Finalmente, en la Argentina contamos con escasísimos antecedentes jurisprudenciales. El más lejano data del año 1964 (aunque la sentencia de primera instancia fue pronunciada en 1960) y corresponde a los autos “Guevara Lynch  c. T.A.F.T.  SRL”, resuelto durante la vigencia del ya derogado Código Aeronáutico (ley 14.307), en donde se encontró culpable al demandado por los daños ocasionados en un campo vecino al que fuera fumigado para combatir la maleza, ocasionándole la pérdida parcial de su cultivo de esponjas vegetales.

Apreciación final

Merced al análisis de los casos comentados observamos que, cualquiera sea el marco teórico al que se apele, las condenas recaen invariablemente sobre el explotador de la aeronave que realizó el trabajo aéreo en la medida que de ello haya resultado un daño a las personas o cosas de los fundos vecinos. Es decir, en ningún precedente se ponderó el daño ambiental, como bien genérico jurídicamente tutelable, salvo en el caso “Oregon” que culminó con el rechazo de la pretensión procesal interpuesta por el grupo ecologista.
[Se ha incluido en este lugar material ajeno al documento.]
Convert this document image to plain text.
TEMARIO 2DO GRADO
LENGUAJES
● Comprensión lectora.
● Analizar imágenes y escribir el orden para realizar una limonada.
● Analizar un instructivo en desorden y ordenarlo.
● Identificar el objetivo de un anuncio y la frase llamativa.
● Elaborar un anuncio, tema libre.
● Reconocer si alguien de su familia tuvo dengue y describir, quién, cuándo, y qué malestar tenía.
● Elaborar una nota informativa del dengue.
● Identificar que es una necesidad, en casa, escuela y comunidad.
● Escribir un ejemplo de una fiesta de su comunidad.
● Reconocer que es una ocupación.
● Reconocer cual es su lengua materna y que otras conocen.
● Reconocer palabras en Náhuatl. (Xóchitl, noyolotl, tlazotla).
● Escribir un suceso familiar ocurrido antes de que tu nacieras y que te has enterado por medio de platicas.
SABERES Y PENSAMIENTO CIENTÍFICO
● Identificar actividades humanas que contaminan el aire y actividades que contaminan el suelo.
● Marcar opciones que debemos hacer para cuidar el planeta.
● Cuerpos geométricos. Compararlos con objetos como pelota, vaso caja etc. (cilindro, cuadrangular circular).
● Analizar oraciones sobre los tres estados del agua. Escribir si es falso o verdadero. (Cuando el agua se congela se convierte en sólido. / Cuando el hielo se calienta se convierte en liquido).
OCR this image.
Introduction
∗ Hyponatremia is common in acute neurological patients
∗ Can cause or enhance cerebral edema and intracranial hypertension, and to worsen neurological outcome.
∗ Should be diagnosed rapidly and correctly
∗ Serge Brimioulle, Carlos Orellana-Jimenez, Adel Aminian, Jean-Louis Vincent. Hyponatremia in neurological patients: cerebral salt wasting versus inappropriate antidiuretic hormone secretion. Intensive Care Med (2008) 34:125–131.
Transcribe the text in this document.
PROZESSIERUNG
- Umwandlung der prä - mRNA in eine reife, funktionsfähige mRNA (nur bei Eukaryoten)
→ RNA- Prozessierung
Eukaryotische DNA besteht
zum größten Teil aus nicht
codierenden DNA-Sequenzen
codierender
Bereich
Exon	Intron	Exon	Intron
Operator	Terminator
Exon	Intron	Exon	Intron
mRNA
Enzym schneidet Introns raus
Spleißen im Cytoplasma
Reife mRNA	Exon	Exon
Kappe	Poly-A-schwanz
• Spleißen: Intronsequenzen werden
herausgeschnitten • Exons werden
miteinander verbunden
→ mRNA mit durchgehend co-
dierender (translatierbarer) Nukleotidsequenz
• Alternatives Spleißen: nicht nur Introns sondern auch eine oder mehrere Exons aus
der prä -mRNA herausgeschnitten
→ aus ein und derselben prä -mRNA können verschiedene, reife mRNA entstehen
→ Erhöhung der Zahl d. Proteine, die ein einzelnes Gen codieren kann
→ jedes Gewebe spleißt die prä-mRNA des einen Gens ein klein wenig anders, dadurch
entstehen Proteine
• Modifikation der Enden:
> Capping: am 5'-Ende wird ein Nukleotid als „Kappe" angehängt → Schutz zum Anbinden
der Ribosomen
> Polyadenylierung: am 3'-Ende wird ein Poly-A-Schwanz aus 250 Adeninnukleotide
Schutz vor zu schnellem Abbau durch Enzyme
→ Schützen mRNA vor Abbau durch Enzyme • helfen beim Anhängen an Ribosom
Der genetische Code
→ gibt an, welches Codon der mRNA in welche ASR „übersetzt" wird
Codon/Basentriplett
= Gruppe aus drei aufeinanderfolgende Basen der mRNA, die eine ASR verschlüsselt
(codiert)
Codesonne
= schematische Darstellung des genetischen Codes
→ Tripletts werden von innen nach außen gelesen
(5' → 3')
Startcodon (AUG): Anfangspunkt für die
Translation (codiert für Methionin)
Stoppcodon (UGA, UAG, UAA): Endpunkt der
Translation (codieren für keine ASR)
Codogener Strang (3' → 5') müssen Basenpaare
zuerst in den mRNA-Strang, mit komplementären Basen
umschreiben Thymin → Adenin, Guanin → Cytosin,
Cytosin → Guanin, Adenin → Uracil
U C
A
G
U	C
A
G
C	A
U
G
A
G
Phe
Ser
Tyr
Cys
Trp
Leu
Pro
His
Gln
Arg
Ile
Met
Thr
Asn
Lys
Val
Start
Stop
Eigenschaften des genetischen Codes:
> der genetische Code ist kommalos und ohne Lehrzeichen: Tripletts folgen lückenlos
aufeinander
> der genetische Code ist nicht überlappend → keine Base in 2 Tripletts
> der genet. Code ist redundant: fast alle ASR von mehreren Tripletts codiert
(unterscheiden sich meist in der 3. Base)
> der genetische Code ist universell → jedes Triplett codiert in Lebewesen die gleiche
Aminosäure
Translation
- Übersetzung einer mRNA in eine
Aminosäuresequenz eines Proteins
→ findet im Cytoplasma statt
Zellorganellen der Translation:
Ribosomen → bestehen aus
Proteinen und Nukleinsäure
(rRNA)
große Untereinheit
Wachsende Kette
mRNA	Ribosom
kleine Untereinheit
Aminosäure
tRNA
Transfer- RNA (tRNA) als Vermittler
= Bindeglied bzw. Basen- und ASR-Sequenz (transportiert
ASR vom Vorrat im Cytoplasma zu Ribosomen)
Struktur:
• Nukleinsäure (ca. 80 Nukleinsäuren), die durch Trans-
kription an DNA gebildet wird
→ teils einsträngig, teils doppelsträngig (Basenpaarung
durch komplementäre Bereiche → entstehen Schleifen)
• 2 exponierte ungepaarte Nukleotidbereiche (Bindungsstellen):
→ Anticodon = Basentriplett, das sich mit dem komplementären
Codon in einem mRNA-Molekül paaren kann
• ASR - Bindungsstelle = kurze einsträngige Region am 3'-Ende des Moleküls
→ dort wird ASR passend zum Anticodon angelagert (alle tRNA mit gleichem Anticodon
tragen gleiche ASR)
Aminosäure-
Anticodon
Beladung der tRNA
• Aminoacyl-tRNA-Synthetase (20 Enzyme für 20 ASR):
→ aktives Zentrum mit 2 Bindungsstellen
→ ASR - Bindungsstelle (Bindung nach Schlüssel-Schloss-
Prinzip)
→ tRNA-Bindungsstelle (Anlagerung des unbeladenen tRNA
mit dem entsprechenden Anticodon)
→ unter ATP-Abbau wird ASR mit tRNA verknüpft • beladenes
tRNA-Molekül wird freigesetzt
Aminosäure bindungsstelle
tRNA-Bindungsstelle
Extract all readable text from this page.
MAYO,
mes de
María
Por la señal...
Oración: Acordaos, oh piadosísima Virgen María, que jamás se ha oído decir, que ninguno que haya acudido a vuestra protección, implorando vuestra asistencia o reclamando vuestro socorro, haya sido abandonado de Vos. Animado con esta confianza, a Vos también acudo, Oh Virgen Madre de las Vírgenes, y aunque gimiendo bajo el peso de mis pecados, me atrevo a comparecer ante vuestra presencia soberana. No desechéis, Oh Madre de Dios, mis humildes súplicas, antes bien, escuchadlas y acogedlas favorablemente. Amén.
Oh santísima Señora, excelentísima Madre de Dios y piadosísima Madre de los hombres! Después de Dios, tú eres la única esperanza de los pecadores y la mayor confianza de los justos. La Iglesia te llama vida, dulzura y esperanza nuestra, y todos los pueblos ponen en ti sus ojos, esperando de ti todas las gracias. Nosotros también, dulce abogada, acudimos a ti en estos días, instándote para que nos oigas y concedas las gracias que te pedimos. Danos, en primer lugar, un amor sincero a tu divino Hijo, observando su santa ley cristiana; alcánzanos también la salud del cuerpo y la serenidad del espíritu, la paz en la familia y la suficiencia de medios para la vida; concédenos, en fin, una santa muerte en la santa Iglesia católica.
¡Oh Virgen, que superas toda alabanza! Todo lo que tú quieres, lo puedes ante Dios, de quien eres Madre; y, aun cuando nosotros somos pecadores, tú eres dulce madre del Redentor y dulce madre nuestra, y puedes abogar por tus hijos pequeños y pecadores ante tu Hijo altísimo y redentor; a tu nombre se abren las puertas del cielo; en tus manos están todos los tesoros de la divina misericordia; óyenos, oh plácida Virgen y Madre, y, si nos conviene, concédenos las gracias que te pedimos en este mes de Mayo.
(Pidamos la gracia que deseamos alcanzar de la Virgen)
También se observa que el espectro de daños indemnizables se limita a las consecuencias directas e inmediatas, dejando de lado otras de naturaleza indirecta o mediata dentro de las cuales encuadran generalmente los daños producidos al ambiente.

Estas falencias a la hora de juzgar los casos concretos son clara secuela de la falta de normas aeronáuticas con contenido ambiental, y a su vez, esta falta de tutela legal tampoco ha sido remediada a través de creaciones o interpretaciones jurisprudenciales.

Dada la creciente dimensión adquirida por los temas ambientales nos preguntamos si no ha llegado el momento de hablar de un Derecho Aeronáutico Ambiental que, como institución subordinada a la ciencia aeronáutica en tanto rama autónoma de la enciclopedia jurídica, sea incorporado como un nuevo Título dentro del Código Aeronáutico, regulando a través de diversos Capítulos cada uno de los intereses ambientales afectados por la aviación, entre ellos los vinculados con el trabajo agroaéreo.


[1]     Chappiuis, Richard (Jr.) : “The Flight of Toxic Tort – Aerial Application of Insecticides and Herbicides : from Dirft Liability to Toxic Tort”, en Journal of Air Law and Commerce – Vol. 58/1992, pág. 411.